Il 1990 è stato comunque un anno piuttosto difficile per Zinzan, nonostante avesse iniziato alla grande vincendo la Bledisloe Cup con tanto di meta segnata ai Wallabies ad Aukland, nella seconda gara. Un infortunio, infatti, lo ha costretto a svolgere il tour francese con una caviglia rotta e, come se non bastasse, ha dovuto lottare contro i giudizi negativi del pubblico che lo riteneva inferiore a Shelford e contro i capricci del selezionatore Alex Wyllie, che preferiva impiegarlo nel ruolo di flanker (sia destro che sinistro) preferendogli come terza centro Mike Brewer e, più tardi, Aaran Pene.
La deludente prestazione dei neri al mondiale del 1991 è stata per un certo verso una benedizione per Zinzan, in quanto la cacciata dalla panchina di Wyllie, ed il concomitante arrivo di Laurie Mains, hanno finalmente aggiustato la sua posizione sul terreno di gioco.
Nel 1992, quindi, le cose per Brooke hanno cominciato a girare per il verso giusto, merito anche della storica gara contro il Sudafrica a Johannesburg finita 27 a 24 per i neri, con il terza linea di Waikatu a marcare una meta straordinaria. La sua costanza e l’abilità nel controllo del gioco quel giorno lo hanno fatto descrivere da un giornalista sudafricano come ‘il colosso di Ellis Park’
Anche la stagione 1993 è stata all’insegna del suo talento, in particolare per quanto riguarda il tour nel Regno Unito. Il 10 novembre, contro il Sud della Scozia, Brooke ha segnato 4 mete ed è stato nominato dalla leggenda scozzese John Rutherford come "il più abile in avanti nel mondo".
Da segnalare che in quel periodo giocava in Italia nella squadra di Casale sul Sile.
È stato nel 1994 che Zinzan Brooke ha finalmente dimostrato di essere un atleta di classe mondiale, facendo finalmente sua, e solo sua, la maglia numero 8.
Anche se i risultati dei tuttineri erano un po’ altalenanti, la sua stella ha brillato più luminosa che mai.
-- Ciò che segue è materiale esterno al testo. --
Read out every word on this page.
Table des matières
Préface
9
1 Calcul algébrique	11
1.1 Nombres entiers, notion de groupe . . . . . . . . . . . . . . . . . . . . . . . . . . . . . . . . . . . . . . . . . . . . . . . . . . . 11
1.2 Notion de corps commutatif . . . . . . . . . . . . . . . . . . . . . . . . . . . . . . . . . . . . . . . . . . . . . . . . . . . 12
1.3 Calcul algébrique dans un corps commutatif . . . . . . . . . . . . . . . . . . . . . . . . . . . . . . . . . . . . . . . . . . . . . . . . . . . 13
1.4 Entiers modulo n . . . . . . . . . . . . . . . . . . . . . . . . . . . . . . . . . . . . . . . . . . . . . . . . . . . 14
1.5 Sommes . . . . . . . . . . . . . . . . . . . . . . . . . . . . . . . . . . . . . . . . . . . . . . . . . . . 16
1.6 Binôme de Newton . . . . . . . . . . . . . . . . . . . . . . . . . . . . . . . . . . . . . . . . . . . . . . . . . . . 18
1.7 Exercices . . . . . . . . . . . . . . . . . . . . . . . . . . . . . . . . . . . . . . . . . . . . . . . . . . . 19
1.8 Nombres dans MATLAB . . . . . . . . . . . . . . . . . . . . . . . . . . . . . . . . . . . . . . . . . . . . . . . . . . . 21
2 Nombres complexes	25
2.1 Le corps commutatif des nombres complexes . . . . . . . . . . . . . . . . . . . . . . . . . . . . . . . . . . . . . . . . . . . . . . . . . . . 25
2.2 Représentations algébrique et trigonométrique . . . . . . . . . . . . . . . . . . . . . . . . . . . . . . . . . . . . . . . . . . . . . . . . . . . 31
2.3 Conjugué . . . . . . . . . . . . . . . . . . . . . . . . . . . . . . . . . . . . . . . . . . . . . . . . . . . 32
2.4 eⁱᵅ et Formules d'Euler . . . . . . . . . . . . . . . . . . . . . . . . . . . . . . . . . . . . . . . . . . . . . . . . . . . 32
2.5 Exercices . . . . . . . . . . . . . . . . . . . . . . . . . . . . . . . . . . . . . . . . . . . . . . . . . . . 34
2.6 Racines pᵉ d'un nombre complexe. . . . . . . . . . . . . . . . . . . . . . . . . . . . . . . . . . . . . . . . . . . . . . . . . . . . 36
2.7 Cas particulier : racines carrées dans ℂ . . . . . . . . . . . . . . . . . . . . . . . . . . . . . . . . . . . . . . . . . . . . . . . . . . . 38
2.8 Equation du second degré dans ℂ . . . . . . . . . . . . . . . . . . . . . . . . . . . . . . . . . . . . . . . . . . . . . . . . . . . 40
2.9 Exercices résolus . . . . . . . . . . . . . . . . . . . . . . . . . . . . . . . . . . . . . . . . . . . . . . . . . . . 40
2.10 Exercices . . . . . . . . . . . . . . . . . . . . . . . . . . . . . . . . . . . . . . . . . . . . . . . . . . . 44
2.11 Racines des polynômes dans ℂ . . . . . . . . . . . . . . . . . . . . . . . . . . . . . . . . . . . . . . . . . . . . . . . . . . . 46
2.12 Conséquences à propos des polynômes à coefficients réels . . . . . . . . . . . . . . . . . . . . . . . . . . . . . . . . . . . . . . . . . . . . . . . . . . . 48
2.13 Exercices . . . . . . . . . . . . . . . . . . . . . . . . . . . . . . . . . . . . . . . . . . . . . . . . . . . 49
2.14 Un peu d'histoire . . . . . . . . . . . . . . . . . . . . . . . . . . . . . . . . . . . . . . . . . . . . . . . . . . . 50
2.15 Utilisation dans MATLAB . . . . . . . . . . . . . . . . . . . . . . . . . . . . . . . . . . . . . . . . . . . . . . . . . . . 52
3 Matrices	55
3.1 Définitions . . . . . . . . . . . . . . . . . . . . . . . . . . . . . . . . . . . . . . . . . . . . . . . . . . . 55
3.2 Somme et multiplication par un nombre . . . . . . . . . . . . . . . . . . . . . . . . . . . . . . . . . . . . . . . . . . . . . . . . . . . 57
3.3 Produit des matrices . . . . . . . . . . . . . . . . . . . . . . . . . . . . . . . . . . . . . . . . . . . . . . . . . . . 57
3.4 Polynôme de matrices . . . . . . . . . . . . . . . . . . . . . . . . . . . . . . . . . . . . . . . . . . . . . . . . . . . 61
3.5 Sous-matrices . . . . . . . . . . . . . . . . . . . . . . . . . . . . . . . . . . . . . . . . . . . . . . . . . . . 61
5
La straordinaria capacità di possesso palla, la forza atletica ed un approccio estremamente competitivo hanno fatto si che diventasse uno dei giocatori più influenti nel mondo del rugby per oltre un decennio. È stato nominato giocatore dell’anno in Nuova Zelanda e ancora una volta ha dimostrato di essere lo spauracchio degli Springboks durante la serie giocata in casa. Il bottino è stato di due vittorie dei neri ed un pareggio (il 18 a 18 che ha visto l’addio di Kirwan) ed una sua meta segnata nella prima gara.
Nella successiva partita per la Bledisloe Cup, persa 20 a 16 a Sidney contro l’Australia, ha orchestrato nella seconda metà del tempo la sorprendente rimonta che ha quasi portato all’improbabile vittoria; ma ancora più importante di questo è stato l’avere impostato uno stile di gioco che per un numero 8 raramente si era visto prima di allora.
Purtroppo la sua partecipazione alla Coppa del Mondo 1995 è stata gravemente ostacolata da un tallone di Achille rotto; ma tale era la sua importanza per la Nuova Zelanda che è stato comunque selezionato nonostante sia diventato pienamente idoneo solo nella finale, dove è stato uno dei pochi membri della squadra a non essere colpito da intossicazione alimentare.
Il suo capolavoro nel torneo è arrivato in semifinale, quando gli All Blacks hanno battuto l’Inghilterra: un drop da più di 40 metri che ha centrato i pali. Un calcio inatteso, perché arrivato dai piedi poco fini di un avanti.
Dopo la Coppa del Mondo la Nuova Zelanda è riuscita nel compito di battere l’Australia in due gare che gli hanno consentito di riportare a casa la Bledisloe Cup.
A fine anno è arrivato un pareggio 1 a 1 nel tour contro la Francia. Il contributo di Brooke è stato fondamentale ancora una volta per vincere 37 a 12 la gara di Parigi.
Intanto Zinzan era tornato a giocare in patria nei Blues, diventandone il capitano dopo che Sean Fitzpatrick lo era diventato degli All Blacks. Sotto la sua guida il club di Aukland è riuscito a vincere i primi due titoli del neonato Super12, sfiorandolo poi il terzo anno essendo stati sconfitti in finale dai Crusaders.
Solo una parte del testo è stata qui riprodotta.